AAPG Studies in Geology No. 50, (Section Title: Outcrop Case Studies) Chapter 12: Geologic Framework of the Lower Portion of the Ferron Sandstone in the Willow Springs Wash Area, Utah: Facies, Reservoir Continuity, and the Importance of Recognizing Allocyclic and Autocyclic Processes, by John A. Dewey, Jr. and Thomas H. Morris, Pages 305 - 330
from:
AAPG Studies in Geology No. 50: Regional to Wellbore Analog for Fluvial-Deltaic Reservoir Modeling: The Ferron Sandstone of Utah, Edited by Thomas C. Chidsey, Jr., Roy D. Adams, and Thomas H. Morris
Copyright © 2004 by The American Association of Petroleum Geologists and the Society of Exploration Geophysicists. All rights reserved.

Outcrop Case Studies

Chapter 12:
Geologic Framework of the Lower Portion of the Ferron Sandstone in the Willow Springs Wash Area, Utah: Facies, Reservoir Continuity, and the Importance of Recognizing Allocyclic and Autocyclic Processes

John A. Dewey, Jr.1 and Thomas H. Morris2
1Anadarko Petroleum Corp., The Woodlands, Texas
2Department of Geology, Brigham Young University, Provo, Utah


ABSTRACT

Three-dimensional outcrop exposures of the Ferron Sandstone in the Willow Springs Wash area of east-central Utah illustrate the importance of recognizing allocyclic and autocyclic processes in marginal-marine settings.
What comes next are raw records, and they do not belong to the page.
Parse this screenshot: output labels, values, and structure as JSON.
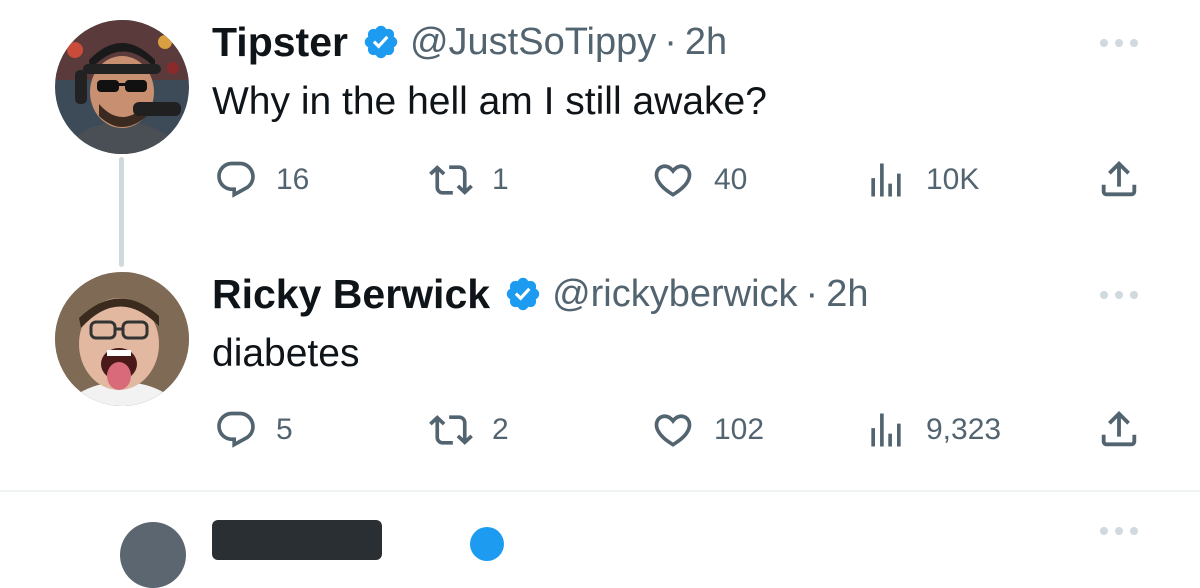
{
  "tweets": [
    {
      "name": "Tipster",
      "handle": "@JustSoTippy",
      "separator": "·",
      "time": "2h",
      "text": "Why in the hell am I still awake?",
      "replies": "16",
      "retweets": "1",
      "likes": "40",
      "views": "10K"
    },
    {
      "name": "Ricky Berwick",
      "handle": "@rickyberwick",
      "separator": "·",
      "time": "2h",
      "text": "diabetes",
      "replies": "5",
      "retweets": "2",
      "likes": "102",
      "views": "9,323"
    }
  ],
  "icons": {
    "verified": "verified-badge-icon",
    "more": "more-options-icon",
    "reply": "reply-icon",
    "retweet": "retweet-icon",
    "like": "like-heart-icon",
    "views": "views-bar-chart-icon",
    "share": "share-upload-icon"
  },
  "colors": {
    "verified": "#1d9bf0",
    "secondary_text": "#536471",
    "primary_text": "#0f1419",
    "thread_line": "#cfd9de",
    "divider": "#eff3f4"
  }
}
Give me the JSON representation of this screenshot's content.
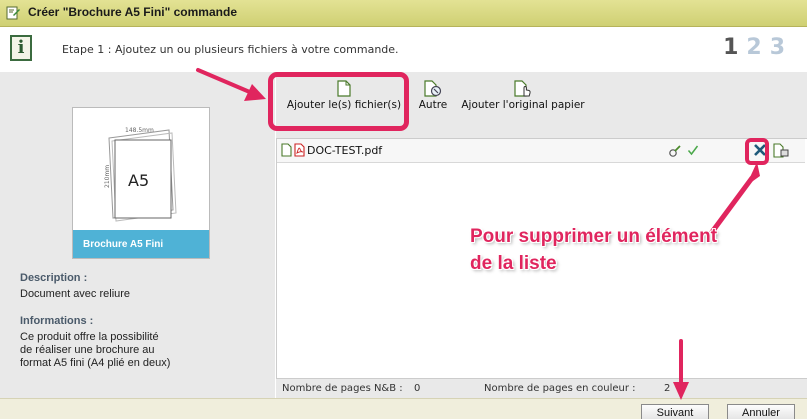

Three chronostratigraphically distinct wave-dominated shoreline sandstone successions display vertical offset at their landward pinchouts. These coarsening upward successions are interpreted to be parasequences produced by allocyclic processes. Fluids trapped within these sandstones may be compartmentalized by this vertical offset. In contrast, a fluvial-dominated coarsening upward succession, interpreted to have been produced by autocyclic delta lobe-switching processes, displays no vertical offset between its landward pinchout and an underlying wave-dominated parasequence. In a landward direction, these two distinct sandstone bodies merge into one and fluids migrating updip would not be compartmentalized. Reservoir continuity is further complicated by younger multi-lateral and multi-story distributary channels that can incise into previously deposited marine parasequences, thereby creating a fluid pathway between these otherwise isolated sandstone bodies.